PrivateLink to a managed gateway service. The deployer uses PrivateLink to connect to a gateway service hosted in the gateway vendor's AWS account. Traffic remains on AWS infrastructure but crosses an account boundary. The pattern fits deployers who prefer the gateway as a managed service.

Cross-region inspection. Bedrock runs in specific AWS regions, and large enterprises serve callers from multiple regions. The gateway can sit per-region with a shared policy artifact, or sit centrally with region-aware routing. The deployer picks based on the data residency requirements and the latency budget per workload.

Performance characteristics

Bedrock's own model invocation latency dominates the request timing (typically hundreds of milliseconds to several seconds). The gateway adds inspection overhead in the sub-50 ms range on internal DeepInspect benchmarks. Streaming responses see per-event overhead on the order of milliseconds, dominated by the classifier cost on each emitted content block.

The audit record write path is the dominant cost at high volume. The deployer typically writes the records to an append-only store with synchronous acknowledgement before the response returns to the caller, which preserves the integrity property the audit relies on.

DeepInspect

This is the Bedrock API gateway DeepInspect was built to provide. DeepInspect sits inline between authenticated users or agents and any Bedrock runtime endpoint. Every InvokeModel, Converse, RetrieveAndGenerate, and agent action passes through one inspection point. Identity attaches at the request layer. Prompt and response classification fire at the boundary. Policy decides per request. The signed per-decision record commits before the response returns to the caller.

The same inspection point sits in front of OpenAI, Anthropic, Azure OpenAI, Vertex, and self-hosted endpoints with the same policy and audit semantics. Bedrock is one entry point among several. The architecture is model-agnostic.

If you are evaluating a Bedrock API gateway for a regulated AWS deployment, book a demo today.

Frequently asked questions

How does the gateway handle SigV4 signing?

The application signs its request to the gateway with its own AWS credentials. The gateway verifies the signature, runs the inspection pipeline, and signs the upstream call to Bedrock with the gateway's IAM credentials. The application can use a least-privilege role with no direct Bedrock permission; only the gateway holds the Bedrock invocation permission.

Does the gateway support cross-account Bedrock calls?

The gateway can assume a role in the Bedrock-host account before signing the upstream call. The pattern fits deployers who centralize Bedrock usage in one AWS account and route calls from multiple application accounts.

Can the gateway run alongside Bedrock Guardrails?

Yes. Guardrails operate at the model inference layer inside Bedrock. The gateway operates on the AWS Bedrock traffic path. The two layers compose.

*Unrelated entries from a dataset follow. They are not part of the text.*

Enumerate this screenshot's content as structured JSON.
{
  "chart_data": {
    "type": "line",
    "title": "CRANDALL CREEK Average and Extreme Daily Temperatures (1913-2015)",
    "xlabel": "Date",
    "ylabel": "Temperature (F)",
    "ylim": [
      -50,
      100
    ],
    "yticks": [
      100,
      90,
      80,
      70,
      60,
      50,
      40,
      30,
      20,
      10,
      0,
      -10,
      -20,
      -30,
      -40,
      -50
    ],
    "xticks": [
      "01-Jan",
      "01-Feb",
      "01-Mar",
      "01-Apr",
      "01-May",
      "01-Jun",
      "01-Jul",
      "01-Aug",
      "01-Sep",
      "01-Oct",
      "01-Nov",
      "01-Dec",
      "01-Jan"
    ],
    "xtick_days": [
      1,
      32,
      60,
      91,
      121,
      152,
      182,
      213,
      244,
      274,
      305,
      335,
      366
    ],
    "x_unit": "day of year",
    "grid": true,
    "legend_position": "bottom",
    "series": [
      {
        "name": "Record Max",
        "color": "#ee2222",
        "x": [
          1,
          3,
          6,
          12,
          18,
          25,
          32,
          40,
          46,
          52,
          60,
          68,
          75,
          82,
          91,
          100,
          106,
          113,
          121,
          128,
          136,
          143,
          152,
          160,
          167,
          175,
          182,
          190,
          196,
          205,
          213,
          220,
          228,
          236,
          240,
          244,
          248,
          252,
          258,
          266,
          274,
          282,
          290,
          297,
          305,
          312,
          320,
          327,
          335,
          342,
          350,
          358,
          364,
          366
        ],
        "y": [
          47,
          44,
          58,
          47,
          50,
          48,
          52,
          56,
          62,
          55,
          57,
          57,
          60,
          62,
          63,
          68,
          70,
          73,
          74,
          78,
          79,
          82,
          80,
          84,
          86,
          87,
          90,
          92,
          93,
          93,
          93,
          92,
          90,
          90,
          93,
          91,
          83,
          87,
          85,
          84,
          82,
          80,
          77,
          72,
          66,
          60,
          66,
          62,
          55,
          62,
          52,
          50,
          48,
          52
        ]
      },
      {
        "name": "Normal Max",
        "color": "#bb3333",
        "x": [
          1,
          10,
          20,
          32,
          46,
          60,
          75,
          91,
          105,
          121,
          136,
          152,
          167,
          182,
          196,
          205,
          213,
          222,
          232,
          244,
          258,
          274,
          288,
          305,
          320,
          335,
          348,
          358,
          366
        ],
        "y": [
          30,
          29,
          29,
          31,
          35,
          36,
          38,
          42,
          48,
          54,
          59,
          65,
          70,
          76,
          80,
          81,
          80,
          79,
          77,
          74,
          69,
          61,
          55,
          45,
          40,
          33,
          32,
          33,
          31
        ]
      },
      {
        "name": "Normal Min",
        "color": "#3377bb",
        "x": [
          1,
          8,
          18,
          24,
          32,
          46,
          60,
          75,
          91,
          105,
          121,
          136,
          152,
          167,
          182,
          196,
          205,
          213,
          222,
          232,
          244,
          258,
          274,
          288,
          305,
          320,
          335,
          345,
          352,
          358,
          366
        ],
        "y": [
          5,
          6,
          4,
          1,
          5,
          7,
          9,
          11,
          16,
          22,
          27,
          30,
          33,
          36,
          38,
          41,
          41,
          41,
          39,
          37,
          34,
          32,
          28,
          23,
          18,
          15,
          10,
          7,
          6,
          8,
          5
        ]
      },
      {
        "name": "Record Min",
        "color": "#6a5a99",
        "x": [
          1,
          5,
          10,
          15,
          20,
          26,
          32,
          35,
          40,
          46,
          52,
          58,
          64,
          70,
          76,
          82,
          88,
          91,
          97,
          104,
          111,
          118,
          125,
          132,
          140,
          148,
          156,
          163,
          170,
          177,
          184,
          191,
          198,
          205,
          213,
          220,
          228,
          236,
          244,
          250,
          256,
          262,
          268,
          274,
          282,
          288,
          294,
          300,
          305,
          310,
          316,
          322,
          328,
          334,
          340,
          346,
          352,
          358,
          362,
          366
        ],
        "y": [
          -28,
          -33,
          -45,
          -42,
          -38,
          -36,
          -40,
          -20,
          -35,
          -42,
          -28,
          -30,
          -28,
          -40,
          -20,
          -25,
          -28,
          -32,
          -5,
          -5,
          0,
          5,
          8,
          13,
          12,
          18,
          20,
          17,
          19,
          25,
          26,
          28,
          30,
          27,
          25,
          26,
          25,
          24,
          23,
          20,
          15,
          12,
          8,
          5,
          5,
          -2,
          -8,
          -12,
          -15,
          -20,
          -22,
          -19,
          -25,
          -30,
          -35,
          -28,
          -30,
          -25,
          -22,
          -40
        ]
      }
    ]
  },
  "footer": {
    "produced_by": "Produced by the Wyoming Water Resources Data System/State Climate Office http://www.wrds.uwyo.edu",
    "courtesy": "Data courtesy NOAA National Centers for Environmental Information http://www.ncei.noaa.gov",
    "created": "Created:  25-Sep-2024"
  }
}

Guardrails apply on AWS-hosted models. The gateway adds the identity context, the per-decision audit record, and the consistent inspection point across AWS-hosted and non-AWS endpoints.

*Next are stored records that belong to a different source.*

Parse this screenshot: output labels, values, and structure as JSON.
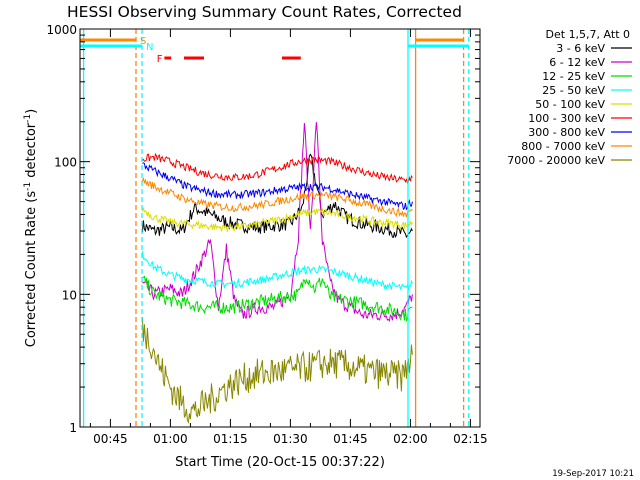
{
  "chart_data": {
    "type": "line",
    "title": "HESSI Observing Summary Count Rates, Corrected",
    "xlabel": "Start Time (20-Oct-15 00:37:22)",
    "ylabel": "Corrected Count Rate (s",
    "ylabel_sup1": "-1",
    "ylabel_mid": " detector",
    "ylabel_sup2": "-1",
    "ylabel_end": ")",
    "x_range_minutes": [
      37.4,
      137.4
    ],
    "ylim": [
      1,
      1000
    ],
    "y_scale": "log",
    "x_ticks": [
      {
        "label": "00:45",
        "minute": 45
      },
      {
        "label": "01:00",
        "minute": 60
      },
      {
        "label": "01:15",
        "minute": 75
      },
      {
        "label": "01:30",
        "minute": 90
      },
      {
        "label": "01:45",
        "minute": 105
      },
      {
        "label": "02:00",
        "minute": 120
      },
      {
        "label": "02:15",
        "minute": 135
      }
    ],
    "y_ticks": [
      {
        "label": "1",
        "value": 1
      },
      {
        "label": "10",
        "value": 10
      },
      {
        "label": "100",
        "value": 100
      },
      {
        "label": "1000",
        "value": 1000
      }
    ],
    "legend_header": "Det 1,5,7, Att 0",
    "legend_position": "right",
    "series": [
      {
        "name": "3 - 6 keV",
        "color": "#000000",
        "x": [
          53,
          56,
          60,
          63,
          66,
          70,
          74,
          78,
          82,
          86,
          90,
          93,
          95,
          98,
          101,
          104,
          108,
          112,
          116,
          119,
          120.5
        ],
        "y": [
          33,
          30,
          32,
          30,
          45,
          40,
          35,
          33,
          32,
          33,
          34,
          45,
          110,
          40,
          48,
          38,
          34,
          32,
          30,
          28,
          30
        ]
      },
      {
        "name": "6 - 12 keV",
        "color": "#cc00cc",
        "x": [
          53,
          56,
          60,
          63,
          66,
          70,
          72,
          74,
          76,
          78,
          82,
          86,
          90,
          92,
          93.5,
          95,
          96.5,
          98,
          100,
          102,
          105,
          108,
          112,
          116,
          119,
          120.5
        ],
        "y": [
          12,
          10,
          11,
          10,
          14,
          25,
          8,
          22,
          9,
          7,
          8,
          8,
          10,
          28,
          200,
          30,
          210,
          25,
          12,
          9,
          8,
          7,
          7,
          7,
          8,
          10
        ]
      },
      {
        "name": "12 - 25 keV",
        "color": "#00dd00",
        "x": [
          53,
          56,
          60,
          64,
          68,
          72,
          76,
          80,
          84,
          88,
          92,
          94,
          96,
          98,
          100,
          104,
          108,
          112,
          116,
          119,
          120.5
        ],
        "y": [
          13,
          10,
          9,
          8.5,
          8,
          8,
          8,
          8.5,
          9,
          9.5,
          10,
          14,
          11,
          13,
          9.5,
          9,
          8.5,
          8,
          7.5,
          7,
          8
        ]
      },
      {
        "name": "25 - 50 keV",
        "color": "#00ffff",
        "x": [
          53,
          56,
          60,
          64,
          68,
          72,
          76,
          80,
          84,
          88,
          92,
          96,
          100,
          104,
          108,
          112,
          116,
          119,
          120.5
        ],
        "y": [
          20,
          16,
          14,
          13,
          12.5,
          12,
          12,
          12.5,
          13,
          14,
          15,
          15.5,
          15,
          14,
          13,
          12,
          11.5,
          11,
          12
        ]
      },
      {
        "name": "50 - 100 keV",
        "color": "#dddd00",
        "x": [
          53,
          56,
          60,
          64,
          68,
          72,
          76,
          80,
          84,
          88,
          92,
          96,
          100,
          104,
          108,
          112,
          116,
          119,
          120.5
        ],
        "y": [
          44,
          38,
          35,
          34,
          33,
          32,
          32,
          33,
          35,
          37,
          40,
          42,
          41,
          39,
          37,
          35,
          34,
          33,
          35
        ]
      },
      {
        "name": "100 - 300 keV",
        "color": "#ff0000",
        "x": [
          53,
          56,
          60,
          64,
          68,
          72,
          76,
          80,
          84,
          88,
          92,
          96,
          100,
          104,
          108,
          112,
          116,
          119,
          120.5
        ],
        "y": [
          105,
          108,
          100,
          90,
          82,
          78,
          76,
          78,
          84,
          92,
          100,
          104,
          100,
          92,
          84,
          78,
          74,
          72,
          76
        ]
      },
      {
        "name": "300 - 800 keV",
        "color": "#0000ff",
        "x": [
          53,
          56,
          60,
          64,
          68,
          72,
          76,
          80,
          84,
          88,
          92,
          96,
          100,
          104,
          108,
          112,
          116,
          119,
          120.5
        ],
        "y": [
          95,
          85,
          75,
          65,
          60,
          57,
          56,
          57,
          59,
          62,
          64,
          65,
          63,
          58,
          54,
          51,
          48,
          46,
          50
        ]
      },
      {
        "name": "800 - 7000 keV",
        "color": "#ff8800",
        "x": [
          53,
          56,
          60,
          64,
          68,
          72,
          76,
          80,
          84,
          88,
          92,
          96,
          100,
          104,
          108,
          112,
          116,
          119,
          120.5
        ],
        "y": [
          72,
          65,
          58,
          52,
          48,
          46,
          45,
          46,
          48,
          51,
          54,
          56,
          55,
          52,
          48,
          45,
          42,
          40,
          44
        ]
      },
      {
        "name": "7000 - 20000 keV",
        "color": "#888800",
        "x": [
          53,
          55,
          57,
          60,
          63,
          66,
          70,
          74,
          78,
          82,
          86,
          90,
          94,
          98,
          102,
          106,
          110,
          114,
          118,
          120.5
        ],
        "y": [
          5.5,
          4.5,
          3,
          2,
          1.5,
          1.3,
          1.6,
          2,
          2.3,
          2.5,
          2.6,
          2.7,
          2.8,
          3,
          3,
          2.8,
          2.6,
          2.5,
          2.4,
          3.5
        ]
      }
    ],
    "annotations": [
      {
        "type": "vline",
        "minute": 38.3,
        "color": "#00ffff",
        "style": "solid"
      },
      {
        "type": "vline",
        "minute": 51.4,
        "color": "#ff8800",
        "style": "dashed"
      },
      {
        "type": "vline",
        "minute": 52.9,
        "color": "#00ffff",
        "style": "dashed"
      },
      {
        "type": "vline",
        "minute": 119.4,
        "color": "#00ffff",
        "style": "solid"
      },
      {
        "type": "vline",
        "minute": 121.3,
        "color": "#ff8800",
        "style": "solid"
      },
      {
        "type": "vline",
        "minute": 133.3,
        "color": "#ff8800",
        "style": "dashed"
      },
      {
        "type": "vline",
        "minute": 134.6,
        "color": "#00ffff",
        "style": "dashed"
      }
    ],
    "bars": [
      {
        "label": "S",
        "color": "#ff8800",
        "segments": [
          [
            37.4,
            51.4
          ],
          [
            121.3,
            133.3
          ]
        ],
        "label_minute": 52.4,
        "level": 1
      },
      {
        "label": "N",
        "color": "#00ffff",
        "segments": [
          [
            37.4,
            52.9
          ],
          [
            119.4,
            134.6
          ]
        ],
        "label_minute": 53.9,
        "level": 2
      },
      {
        "label": "F",
        "color": "#ff0000",
        "segments": [
          [
            58.5,
            60.2
          ],
          [
            63.4,
            68.4
          ],
          [
            87.9,
            92.6
          ]
        ],
        "label_minute": 56.6,
        "level": 3
      }
    ],
    "timestamp": "19-Sep-2017 10:21"
  }
}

How does the gateway treat Bedrock Knowledge Bases retrievals?

The RetrieveAndGenerate flow retrieves documents from a configured knowledge base before the model sees the augmented prompt. The gateway inspects the user query at the request boundary and the retrieved documents at the augmentation boundary. The per-decision record captures which documents were retrieved and what classification labels apply to them.

How does the gateway handle the Bedrock Agents action sequence?

An agent invocation triggers a sequence of internal steps. The gateway inspects each step: model invocations, action-group calls, knowledge-base retrievals, step transitions. The per-decision record links all steps under one agent invocation ID, so the auditor reads the full agent action lineage as one record set.